He Tingbo, Huawei's 'Chip Queen,' Charts a Path Around US Curbs

After nearly seven years away from the spotlight, He Tingbo - widely called China's 'chip queen' - returned to a public stage at the IEEE ISCAS conference held in Shanghai on May 24, 2026. It marked her first public address since 2019, the year Huawei began facing a wave of US technology export restrictions.

Born in 1969 in Hunan province, He studied semiconductor physics and later communications engineering, earning a master's degree from Beijing University of Posts and Telecommunications in 1996 before joining Huawei the same year. She took charge of chip development in 2003, rose to lead HiSilicon in 2004, and joined Huawei's board in March 2018.

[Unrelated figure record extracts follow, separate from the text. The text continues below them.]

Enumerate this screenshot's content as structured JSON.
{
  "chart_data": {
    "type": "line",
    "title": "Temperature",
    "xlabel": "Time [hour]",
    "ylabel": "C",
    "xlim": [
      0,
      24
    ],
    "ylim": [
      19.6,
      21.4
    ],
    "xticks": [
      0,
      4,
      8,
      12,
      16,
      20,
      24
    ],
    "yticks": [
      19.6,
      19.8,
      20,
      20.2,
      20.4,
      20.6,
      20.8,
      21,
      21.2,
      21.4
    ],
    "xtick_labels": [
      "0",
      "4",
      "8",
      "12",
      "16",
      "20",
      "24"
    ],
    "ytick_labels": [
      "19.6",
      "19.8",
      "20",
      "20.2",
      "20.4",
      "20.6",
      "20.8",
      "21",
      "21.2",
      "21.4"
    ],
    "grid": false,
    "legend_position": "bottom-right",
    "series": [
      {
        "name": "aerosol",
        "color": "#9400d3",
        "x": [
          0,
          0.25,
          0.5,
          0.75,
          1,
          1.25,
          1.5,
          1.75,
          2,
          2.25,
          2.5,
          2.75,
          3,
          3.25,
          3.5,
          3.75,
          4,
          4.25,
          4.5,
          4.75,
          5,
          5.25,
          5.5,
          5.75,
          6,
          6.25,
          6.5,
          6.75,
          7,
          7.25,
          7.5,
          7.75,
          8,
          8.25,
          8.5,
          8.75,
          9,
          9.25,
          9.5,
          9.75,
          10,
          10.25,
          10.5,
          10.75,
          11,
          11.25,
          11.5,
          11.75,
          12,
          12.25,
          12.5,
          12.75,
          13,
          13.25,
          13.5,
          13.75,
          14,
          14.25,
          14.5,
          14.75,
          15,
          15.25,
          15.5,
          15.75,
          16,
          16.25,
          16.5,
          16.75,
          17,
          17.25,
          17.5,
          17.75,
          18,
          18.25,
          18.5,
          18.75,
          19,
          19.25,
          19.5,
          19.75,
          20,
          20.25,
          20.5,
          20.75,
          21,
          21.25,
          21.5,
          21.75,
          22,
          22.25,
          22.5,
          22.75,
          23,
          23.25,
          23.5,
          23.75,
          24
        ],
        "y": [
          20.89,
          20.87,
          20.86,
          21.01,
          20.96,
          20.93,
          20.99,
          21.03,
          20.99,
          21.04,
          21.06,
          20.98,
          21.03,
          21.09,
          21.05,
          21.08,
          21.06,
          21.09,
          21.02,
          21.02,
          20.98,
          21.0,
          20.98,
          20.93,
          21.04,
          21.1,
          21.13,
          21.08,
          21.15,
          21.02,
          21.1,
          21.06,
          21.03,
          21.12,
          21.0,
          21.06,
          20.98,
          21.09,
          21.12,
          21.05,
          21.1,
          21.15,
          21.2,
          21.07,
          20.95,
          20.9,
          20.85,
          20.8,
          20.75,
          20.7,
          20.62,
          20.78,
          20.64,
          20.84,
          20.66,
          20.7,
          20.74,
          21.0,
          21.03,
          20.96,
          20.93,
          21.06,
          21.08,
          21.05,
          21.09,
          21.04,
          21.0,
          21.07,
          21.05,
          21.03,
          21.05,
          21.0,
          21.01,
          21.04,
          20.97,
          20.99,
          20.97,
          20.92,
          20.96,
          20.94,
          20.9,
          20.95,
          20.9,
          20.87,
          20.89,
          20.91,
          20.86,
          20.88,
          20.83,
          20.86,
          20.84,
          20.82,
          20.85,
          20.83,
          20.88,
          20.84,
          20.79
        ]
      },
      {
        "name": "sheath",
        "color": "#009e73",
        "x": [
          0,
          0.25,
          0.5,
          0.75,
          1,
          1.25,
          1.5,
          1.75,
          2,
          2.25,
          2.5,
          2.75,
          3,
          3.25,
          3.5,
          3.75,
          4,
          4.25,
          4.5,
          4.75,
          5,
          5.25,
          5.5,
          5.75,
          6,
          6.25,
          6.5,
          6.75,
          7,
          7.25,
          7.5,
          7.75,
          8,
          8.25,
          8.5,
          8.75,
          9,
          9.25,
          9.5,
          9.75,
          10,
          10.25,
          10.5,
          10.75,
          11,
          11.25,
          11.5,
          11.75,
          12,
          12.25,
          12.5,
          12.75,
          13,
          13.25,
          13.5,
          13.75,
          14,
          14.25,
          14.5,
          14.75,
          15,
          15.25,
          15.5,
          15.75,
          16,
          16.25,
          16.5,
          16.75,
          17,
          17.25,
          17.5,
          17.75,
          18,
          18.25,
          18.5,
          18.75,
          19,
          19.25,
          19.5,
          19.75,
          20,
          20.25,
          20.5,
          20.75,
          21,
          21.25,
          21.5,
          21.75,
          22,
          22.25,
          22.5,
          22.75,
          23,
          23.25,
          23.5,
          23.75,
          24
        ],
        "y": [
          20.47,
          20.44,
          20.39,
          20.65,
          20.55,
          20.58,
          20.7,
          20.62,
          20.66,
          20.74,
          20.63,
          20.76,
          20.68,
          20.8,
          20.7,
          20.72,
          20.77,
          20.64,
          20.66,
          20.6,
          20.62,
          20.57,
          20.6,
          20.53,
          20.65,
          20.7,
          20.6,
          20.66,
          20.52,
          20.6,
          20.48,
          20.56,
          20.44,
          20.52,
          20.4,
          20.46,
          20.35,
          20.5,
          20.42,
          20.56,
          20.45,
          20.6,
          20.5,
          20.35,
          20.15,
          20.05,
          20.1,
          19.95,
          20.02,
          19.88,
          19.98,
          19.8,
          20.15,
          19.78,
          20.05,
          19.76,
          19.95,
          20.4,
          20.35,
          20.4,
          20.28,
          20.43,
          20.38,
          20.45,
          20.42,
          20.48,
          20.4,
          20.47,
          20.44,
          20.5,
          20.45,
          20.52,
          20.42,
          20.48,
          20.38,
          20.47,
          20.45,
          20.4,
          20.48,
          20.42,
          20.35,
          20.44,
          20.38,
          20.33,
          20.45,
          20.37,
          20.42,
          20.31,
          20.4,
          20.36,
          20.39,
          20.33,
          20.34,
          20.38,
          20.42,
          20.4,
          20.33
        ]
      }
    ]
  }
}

Betting on a path without EUV
The centerpiece of her talk was a concept she dubbed the Tau Extension Law - a technical roadmap aimed at pushing transistor density to the equivalent of a 1.4nm process by 2031, achieved entirely without the extreme ultraviolet (EUV) lithography machines that China is barred from buying.
The goal: 1.4nm-equivalent density by 2031 with no EUV gear - Huawei's answer to a technological squeeze.

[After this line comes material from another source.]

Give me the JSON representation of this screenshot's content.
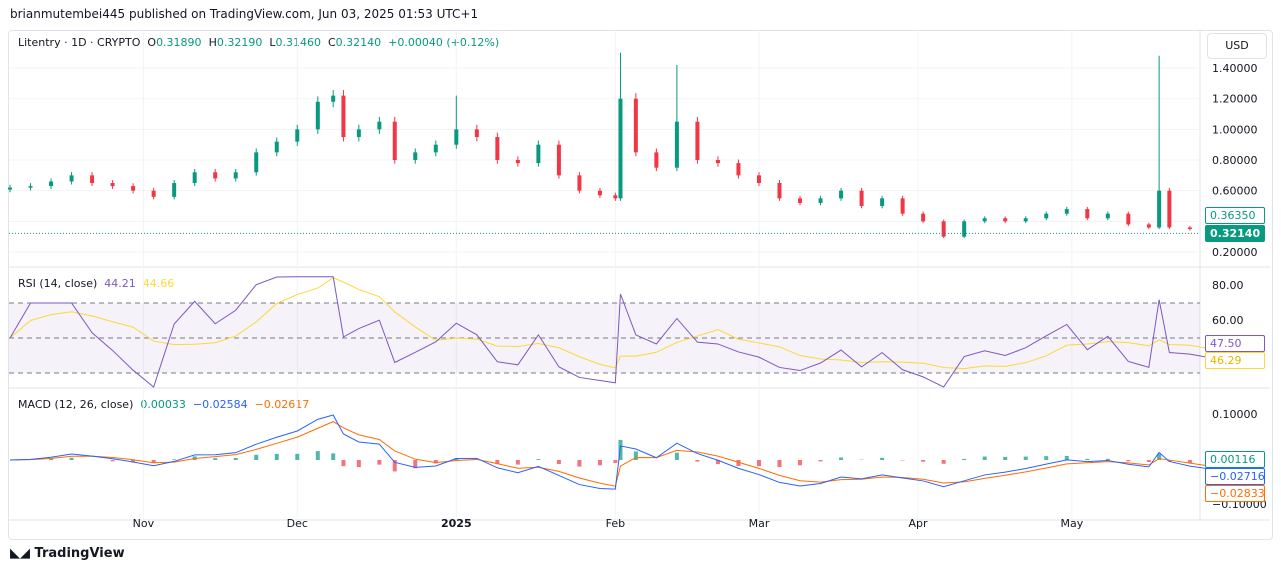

China's most advanced manufacturing capability currently tops out around the 7nm node. According to disclosed figures, Huawei has already fabricated 381 chips using the new method, suggesting the effort has moved beyond theory into hands-on testing.
He's approach builds on the momentum of the Mate 60 Pro, launched in November 2023, which startled the industry by running a home-grown Kirin 9000s 7nm chip produced domestically by SMIC. For observers, every move she makes is a litmus test for China's drive toward semiconductor self-reliance under sanctions.